I am following the tutorial "BAO for PostgreSQL"https://rmarcus.info/bao_docs/tutorial.html. I installed postgresql in archlinux box of Vagrant and loaded the imdb dataset. I tested the dataset with the test case specified in the tutorial and it worked fine. When I tried to install the Bao Extension https://rmarcus.info/bao_docs/tutorial/1_pg_setup.html#install-the-bao-extension, it gave a list of errors and warnings. I tried this setup in Ubuntu OS without using Vagrant but the faced with the same problem.
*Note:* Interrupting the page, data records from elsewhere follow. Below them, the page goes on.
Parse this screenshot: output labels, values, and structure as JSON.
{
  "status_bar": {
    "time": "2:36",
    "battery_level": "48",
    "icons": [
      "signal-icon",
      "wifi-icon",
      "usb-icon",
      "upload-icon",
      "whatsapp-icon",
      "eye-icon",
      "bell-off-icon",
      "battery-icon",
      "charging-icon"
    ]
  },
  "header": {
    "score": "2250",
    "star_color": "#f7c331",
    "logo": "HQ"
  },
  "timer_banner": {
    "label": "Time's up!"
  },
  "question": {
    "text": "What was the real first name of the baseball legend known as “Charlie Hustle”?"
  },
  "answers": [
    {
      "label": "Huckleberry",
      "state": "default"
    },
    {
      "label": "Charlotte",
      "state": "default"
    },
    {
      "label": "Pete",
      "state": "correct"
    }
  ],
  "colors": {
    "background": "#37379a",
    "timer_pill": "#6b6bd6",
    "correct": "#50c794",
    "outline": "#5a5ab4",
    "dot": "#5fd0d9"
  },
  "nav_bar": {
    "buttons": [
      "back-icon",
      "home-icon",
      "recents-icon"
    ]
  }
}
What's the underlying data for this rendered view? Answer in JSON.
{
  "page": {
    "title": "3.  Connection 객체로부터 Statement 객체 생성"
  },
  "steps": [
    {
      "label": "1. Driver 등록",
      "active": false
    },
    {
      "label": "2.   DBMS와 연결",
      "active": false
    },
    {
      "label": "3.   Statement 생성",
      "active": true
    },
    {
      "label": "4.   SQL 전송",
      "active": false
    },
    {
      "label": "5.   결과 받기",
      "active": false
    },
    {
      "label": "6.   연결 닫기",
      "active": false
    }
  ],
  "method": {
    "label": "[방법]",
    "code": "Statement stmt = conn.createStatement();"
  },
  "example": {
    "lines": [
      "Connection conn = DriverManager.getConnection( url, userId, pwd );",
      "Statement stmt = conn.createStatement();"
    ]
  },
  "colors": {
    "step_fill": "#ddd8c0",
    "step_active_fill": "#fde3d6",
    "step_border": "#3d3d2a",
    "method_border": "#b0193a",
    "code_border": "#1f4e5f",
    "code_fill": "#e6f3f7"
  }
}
The result is listed below:
[vagrant@archlinux BaoForPostgreSQL]$ cd pg_extension
[vagrant@archlinux pg_extension]$ make USE_PGXS=1 install
gcc -Wall -Wmissing-prototypes -Wpointer-arith -Wdeclaration-after-statement -Werror=vla -Wendif-labels -Wmissing-format-attribute -Wimplicit-fallthrough=3 -Wformat-security -fno-strict-aliasing -fwrapv -fexcess-precision=standard -Wno-format-truncation -Wno-stringop-truncation -march=x86-64 -mtune=generic -O2 -pipe -fno-plt -fPIC -I. -I./ -I/usr/include/postgresql/server -I/usr/include/postgresql/internal -D_FORTIFY_SOURCE=2 -D_GNU_SOURCE -I/usr/include/libxml2 -c -o main.o main.c
In file included from main.c:10:
bao_planner.h: In function ‘plan_arm’:
bao_planner.h:220:41: warning: passing argument 2 of ‘standard_planner’ makes pointer from integer without a cast [-Wint-conversion]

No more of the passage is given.